Green is the color of envy. It's also the color of environmentalism. And now, according to new research, it's also the color of happiness.
The study by McGraw-Hill Construction and co-sponsored by the National Association of Home Builders found that home owners are happier with their new green homes than with their previous homes, and that they are eager to recommend buying green to others
More importantly, perhaps, the research provides the first estimate of the true size of the green home market, screening out green owners from a representative panel of U.S. home owners.
According to the study, less than 1 percent -- 0.3 percent, to be exact -- of all American homes are truly green; that is, the contain elements of at least three of the five environmental building categories.
"Though it's still a small number, builders are already getting it when it comes to the value of real green homes, and it appears homeowners are too," says Harvey M. Bernstein, vice president of industry analytics at McGraw-Hill.
Researchers found that last year, roughly 2 percent of the residential construction market had at least one green building element, such as energy-efficient appliances.

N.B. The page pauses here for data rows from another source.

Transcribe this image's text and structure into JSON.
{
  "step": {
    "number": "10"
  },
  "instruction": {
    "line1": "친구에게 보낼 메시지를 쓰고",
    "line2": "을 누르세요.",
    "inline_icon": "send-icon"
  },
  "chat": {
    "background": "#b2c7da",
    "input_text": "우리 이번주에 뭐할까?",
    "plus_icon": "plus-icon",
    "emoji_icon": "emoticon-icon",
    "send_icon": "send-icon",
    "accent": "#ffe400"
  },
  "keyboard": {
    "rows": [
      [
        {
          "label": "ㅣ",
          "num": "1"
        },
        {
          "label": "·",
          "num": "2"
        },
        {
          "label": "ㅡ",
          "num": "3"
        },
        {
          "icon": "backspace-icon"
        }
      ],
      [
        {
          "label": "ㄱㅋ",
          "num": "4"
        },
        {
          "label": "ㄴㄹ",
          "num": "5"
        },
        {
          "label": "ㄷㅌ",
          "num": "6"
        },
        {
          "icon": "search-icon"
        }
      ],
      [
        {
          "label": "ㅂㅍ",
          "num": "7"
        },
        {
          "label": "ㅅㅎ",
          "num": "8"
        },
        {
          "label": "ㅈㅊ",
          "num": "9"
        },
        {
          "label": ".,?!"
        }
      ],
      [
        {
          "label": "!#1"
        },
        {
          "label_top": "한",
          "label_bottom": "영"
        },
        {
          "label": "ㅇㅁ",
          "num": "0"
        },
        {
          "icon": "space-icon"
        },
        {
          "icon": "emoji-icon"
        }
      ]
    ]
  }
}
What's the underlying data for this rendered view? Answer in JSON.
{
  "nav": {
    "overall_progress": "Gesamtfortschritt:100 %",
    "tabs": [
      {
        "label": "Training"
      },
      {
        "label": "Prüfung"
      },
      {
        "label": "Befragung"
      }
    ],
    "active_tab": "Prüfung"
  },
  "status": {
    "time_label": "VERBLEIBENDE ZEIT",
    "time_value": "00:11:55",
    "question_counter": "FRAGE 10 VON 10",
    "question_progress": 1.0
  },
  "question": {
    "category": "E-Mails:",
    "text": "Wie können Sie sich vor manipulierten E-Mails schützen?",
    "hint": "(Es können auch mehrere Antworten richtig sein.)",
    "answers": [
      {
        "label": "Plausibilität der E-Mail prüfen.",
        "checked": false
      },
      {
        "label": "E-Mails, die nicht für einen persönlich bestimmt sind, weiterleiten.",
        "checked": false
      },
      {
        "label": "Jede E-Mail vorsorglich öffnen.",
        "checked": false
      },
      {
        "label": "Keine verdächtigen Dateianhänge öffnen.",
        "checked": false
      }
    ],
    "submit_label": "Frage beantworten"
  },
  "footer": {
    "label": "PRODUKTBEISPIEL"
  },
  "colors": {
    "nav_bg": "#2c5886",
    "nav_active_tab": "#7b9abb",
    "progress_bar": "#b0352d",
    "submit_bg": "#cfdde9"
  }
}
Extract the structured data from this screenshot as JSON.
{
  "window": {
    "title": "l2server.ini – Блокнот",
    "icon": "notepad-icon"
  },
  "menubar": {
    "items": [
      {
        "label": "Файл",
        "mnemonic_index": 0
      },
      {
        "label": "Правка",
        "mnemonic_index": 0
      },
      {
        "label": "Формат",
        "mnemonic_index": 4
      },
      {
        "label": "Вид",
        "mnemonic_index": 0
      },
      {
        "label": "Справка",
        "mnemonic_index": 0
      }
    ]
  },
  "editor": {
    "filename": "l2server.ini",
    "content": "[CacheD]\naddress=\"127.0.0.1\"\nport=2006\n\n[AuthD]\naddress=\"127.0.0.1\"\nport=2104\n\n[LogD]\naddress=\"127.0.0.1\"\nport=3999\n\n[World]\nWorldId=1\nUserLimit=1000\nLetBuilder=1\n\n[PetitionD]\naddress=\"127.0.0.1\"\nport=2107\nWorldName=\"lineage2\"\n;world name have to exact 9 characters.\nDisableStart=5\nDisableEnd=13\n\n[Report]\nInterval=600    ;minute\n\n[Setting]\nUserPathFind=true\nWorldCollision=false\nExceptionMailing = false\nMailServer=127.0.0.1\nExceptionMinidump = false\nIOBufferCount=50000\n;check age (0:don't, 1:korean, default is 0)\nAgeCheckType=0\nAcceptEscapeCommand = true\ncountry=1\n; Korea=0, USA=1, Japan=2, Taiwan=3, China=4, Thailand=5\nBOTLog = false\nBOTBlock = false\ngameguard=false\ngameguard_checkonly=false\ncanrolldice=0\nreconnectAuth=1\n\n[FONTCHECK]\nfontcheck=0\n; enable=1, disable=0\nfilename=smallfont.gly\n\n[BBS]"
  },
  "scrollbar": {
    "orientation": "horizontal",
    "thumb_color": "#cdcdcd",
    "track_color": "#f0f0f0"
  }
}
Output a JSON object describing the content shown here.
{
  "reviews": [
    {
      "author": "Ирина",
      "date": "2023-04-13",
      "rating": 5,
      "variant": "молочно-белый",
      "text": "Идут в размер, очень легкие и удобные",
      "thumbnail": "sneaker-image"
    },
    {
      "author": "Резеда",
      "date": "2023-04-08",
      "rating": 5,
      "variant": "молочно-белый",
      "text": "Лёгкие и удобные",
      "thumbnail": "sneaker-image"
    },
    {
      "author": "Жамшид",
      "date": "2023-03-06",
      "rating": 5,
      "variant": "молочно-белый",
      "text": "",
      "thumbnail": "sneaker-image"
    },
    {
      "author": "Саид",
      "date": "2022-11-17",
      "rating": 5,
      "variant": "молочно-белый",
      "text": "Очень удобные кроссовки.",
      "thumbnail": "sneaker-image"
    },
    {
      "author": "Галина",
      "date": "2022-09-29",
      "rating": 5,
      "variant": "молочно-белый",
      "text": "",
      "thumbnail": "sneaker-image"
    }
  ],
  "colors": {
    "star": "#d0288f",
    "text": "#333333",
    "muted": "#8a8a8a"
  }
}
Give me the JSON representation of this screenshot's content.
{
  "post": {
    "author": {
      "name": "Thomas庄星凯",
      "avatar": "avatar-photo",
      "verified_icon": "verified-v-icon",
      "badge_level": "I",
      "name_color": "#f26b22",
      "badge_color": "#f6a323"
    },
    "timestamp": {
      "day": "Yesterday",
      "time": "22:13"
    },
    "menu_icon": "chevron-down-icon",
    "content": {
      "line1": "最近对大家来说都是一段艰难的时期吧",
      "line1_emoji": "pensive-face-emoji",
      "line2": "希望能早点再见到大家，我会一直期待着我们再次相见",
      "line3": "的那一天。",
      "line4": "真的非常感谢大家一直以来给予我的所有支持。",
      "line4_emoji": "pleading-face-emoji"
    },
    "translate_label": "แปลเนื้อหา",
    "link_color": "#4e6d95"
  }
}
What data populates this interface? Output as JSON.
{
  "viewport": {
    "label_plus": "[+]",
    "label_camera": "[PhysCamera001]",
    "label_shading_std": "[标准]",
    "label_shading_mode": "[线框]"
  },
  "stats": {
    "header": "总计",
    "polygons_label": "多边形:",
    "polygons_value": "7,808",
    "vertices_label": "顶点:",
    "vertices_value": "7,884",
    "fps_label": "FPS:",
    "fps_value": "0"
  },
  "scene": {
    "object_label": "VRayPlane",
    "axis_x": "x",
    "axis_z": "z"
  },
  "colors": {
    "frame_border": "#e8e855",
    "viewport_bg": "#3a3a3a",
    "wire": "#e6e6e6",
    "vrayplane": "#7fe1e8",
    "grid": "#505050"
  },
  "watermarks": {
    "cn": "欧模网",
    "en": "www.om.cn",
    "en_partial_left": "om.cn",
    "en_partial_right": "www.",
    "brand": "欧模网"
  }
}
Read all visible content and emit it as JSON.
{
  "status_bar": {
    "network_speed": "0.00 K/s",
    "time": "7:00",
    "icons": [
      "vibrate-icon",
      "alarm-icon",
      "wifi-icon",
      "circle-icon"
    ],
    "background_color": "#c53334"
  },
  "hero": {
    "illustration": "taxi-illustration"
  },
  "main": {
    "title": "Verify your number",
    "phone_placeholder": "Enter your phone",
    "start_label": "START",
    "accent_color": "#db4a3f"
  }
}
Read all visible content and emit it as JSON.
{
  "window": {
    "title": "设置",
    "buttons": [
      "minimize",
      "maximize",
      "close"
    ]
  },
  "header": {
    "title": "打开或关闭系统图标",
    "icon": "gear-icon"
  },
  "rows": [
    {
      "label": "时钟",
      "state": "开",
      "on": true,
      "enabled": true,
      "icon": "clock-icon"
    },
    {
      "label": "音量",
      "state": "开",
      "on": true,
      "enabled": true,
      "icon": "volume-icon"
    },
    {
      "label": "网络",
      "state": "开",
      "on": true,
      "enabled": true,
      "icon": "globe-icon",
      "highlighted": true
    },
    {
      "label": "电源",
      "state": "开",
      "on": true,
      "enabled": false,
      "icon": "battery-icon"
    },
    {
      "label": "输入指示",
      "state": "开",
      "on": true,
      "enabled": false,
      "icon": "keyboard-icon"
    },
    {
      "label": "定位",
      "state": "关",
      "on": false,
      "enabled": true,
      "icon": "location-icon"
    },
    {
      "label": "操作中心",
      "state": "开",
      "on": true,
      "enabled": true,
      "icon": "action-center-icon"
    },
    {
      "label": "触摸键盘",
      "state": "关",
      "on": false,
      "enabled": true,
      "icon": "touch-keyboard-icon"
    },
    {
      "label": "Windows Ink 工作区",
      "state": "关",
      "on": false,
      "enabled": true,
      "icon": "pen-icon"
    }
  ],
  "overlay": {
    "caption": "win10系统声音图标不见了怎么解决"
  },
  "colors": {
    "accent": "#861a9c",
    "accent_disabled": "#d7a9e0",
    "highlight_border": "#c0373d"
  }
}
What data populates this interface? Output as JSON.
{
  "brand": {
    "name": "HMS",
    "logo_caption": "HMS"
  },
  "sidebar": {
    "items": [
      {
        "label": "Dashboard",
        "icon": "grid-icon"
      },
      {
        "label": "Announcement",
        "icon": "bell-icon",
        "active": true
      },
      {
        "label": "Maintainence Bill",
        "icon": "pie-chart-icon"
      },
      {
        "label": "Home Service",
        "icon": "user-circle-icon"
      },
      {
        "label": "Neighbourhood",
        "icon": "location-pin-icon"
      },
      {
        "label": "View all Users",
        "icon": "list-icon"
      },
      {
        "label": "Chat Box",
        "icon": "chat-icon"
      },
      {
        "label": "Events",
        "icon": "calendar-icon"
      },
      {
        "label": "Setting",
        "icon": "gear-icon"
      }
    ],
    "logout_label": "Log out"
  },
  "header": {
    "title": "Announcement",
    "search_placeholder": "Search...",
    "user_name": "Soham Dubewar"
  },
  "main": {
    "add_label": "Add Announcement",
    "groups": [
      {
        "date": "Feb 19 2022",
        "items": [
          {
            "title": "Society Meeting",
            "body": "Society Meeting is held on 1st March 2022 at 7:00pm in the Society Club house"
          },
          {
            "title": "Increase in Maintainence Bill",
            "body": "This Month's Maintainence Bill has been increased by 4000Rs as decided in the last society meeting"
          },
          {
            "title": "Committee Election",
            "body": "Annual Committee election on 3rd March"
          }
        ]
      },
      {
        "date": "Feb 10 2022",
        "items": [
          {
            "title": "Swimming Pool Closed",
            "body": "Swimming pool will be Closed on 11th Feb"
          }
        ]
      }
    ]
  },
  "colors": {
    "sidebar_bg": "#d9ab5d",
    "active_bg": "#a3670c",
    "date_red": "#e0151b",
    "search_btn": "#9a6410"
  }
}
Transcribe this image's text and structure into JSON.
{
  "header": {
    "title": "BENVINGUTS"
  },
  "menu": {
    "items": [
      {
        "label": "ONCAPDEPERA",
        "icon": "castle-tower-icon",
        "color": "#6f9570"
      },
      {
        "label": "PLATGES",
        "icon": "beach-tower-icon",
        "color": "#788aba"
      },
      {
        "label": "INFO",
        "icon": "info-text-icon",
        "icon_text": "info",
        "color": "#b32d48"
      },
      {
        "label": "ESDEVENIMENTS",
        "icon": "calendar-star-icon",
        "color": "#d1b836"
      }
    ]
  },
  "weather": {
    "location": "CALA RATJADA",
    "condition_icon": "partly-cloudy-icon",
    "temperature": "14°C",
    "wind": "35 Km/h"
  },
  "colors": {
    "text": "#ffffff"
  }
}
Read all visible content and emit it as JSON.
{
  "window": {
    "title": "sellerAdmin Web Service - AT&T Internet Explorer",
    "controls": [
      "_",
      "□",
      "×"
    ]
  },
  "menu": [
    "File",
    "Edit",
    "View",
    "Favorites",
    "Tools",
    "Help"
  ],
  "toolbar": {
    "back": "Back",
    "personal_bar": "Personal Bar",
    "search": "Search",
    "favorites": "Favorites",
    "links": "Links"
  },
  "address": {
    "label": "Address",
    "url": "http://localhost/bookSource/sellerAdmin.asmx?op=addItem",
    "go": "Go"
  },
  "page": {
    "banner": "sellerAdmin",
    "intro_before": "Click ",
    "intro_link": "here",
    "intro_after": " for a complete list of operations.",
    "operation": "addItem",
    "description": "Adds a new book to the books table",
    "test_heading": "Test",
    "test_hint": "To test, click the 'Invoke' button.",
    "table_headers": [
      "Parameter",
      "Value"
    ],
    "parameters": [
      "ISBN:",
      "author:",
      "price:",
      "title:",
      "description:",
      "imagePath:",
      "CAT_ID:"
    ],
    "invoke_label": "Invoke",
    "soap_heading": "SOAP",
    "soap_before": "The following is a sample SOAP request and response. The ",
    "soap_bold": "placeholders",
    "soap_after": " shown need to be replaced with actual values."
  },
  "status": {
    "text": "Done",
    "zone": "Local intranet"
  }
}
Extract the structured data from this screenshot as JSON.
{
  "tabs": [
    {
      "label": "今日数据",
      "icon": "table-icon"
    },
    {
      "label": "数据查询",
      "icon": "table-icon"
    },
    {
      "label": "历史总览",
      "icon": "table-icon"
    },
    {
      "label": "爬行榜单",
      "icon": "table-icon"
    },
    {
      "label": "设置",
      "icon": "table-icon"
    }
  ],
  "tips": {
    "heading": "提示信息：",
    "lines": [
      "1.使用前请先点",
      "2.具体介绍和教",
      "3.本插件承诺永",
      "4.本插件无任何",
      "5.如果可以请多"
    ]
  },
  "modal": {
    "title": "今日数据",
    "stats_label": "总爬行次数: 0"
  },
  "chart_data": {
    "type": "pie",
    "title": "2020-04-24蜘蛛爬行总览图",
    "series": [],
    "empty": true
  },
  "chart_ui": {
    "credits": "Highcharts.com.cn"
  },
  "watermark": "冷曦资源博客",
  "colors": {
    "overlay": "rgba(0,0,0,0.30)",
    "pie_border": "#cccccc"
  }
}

But Bernstein maintains that both builders and their buyers "are really starting to commit to building truly green homes."
They are "moving away from just adding energy efficient appliances or one aspect that's green," he said, and starting to paying more attention than ever "to the holistic benefit of green."
McGraw-Hill's study found that owners are extremely happy with their green homes, with 85 percent happier with their new green homes versus their previous non-green ones. And they're not shy about sharing those feelings.
This finding is "powerful," according to Bernstein, because 28 percent of the owners reported first hearing about green homes through word of mouth.
"We're excited that green homeowners are so happy with their homes and that they're willing to share the good news," says Ray Tonjes, chairman of the NAHB Green Building Subcommittee and a builder in Austin, Texas, who specializes in green house.
"NAHB and its members have been leaders in the voluntary movement to increase the energy and resource efficiency and quality of homes, and it is great news that these consumers are so satisfied with their high-performing homes. Green building's market share will continue to expand."
Here are some of the study's other more interesting findings:
- The new green homeowner is affluent and well educated, in his/her mid forties and married, and also more likely to be from the Southern or Western states. Women are also more likely to be green homeowners.
- Operating costs matter. Sixty-three percent report lower operating and maintenance costs as the key motivation behind buying a green home. Less than half report environmental concerns and family health as motivators as the main motivators for going green.
- Lack of awareness, higher costs and scarcity lead the list of obstacles to going green. The top three obstacles, all hovering over 60 percent of respondents, were oriented around education, additional costs involved in green homes and the availability of the homes. But the single largest hurdle was viewed as education, or the lack thereof.